Les habitants de la commune sont des Mesnil-Eudois, Mesnil-Eudoises


Novembre 1860   -  Par arrêtés.   -   Par arrêtés préfectoraux du 17 novembre :

Mme Aubin, religieuse, actuellement institutrice provisoire à Clarbec, est nommée institutrice communale, sans changer de résidence.

Mme Mutel, religieuse, actuellement institutrice provisoire à Fresney-le-Puceux, est nommée institutrice communale, sans changer de résidence.
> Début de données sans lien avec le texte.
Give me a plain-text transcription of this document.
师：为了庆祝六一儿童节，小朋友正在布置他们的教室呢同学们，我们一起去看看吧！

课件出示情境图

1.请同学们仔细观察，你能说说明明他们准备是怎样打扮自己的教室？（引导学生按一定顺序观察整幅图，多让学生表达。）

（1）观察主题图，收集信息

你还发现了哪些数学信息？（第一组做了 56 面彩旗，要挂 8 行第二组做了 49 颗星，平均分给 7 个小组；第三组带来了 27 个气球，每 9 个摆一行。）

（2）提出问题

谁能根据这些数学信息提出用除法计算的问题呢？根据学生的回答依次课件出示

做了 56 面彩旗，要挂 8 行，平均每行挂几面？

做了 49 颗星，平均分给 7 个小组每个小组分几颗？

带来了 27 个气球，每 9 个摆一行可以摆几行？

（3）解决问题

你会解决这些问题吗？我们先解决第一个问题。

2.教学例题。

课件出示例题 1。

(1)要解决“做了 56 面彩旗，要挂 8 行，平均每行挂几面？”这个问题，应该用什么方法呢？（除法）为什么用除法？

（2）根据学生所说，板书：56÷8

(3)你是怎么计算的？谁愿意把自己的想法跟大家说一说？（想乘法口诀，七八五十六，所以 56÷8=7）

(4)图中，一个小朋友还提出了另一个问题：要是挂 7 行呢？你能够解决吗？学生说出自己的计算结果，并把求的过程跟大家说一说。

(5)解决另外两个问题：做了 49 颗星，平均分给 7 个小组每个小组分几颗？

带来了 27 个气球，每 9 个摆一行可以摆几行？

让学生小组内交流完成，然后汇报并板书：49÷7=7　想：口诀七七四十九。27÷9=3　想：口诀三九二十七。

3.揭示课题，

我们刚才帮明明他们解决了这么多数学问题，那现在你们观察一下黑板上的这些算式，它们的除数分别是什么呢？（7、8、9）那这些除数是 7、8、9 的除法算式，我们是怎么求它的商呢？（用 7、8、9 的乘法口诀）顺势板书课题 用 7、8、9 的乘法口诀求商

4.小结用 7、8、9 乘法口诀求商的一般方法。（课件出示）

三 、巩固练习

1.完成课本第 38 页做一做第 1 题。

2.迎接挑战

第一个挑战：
M. Raquidel, élève de l'école de Montchauvet, aspirant au brevet de capacité, est chargé, à titre provisoire, de la direction de l'école de Mesnil-Eudes. ( L’Ordre et la Liberté)

 

Février 1869   -   Les jours gras.   -   Les jours gras sont proches, de fins renards sont à l'affût autour des poulaillers, c'est à leurs propriétaires à redoubler de surveillance.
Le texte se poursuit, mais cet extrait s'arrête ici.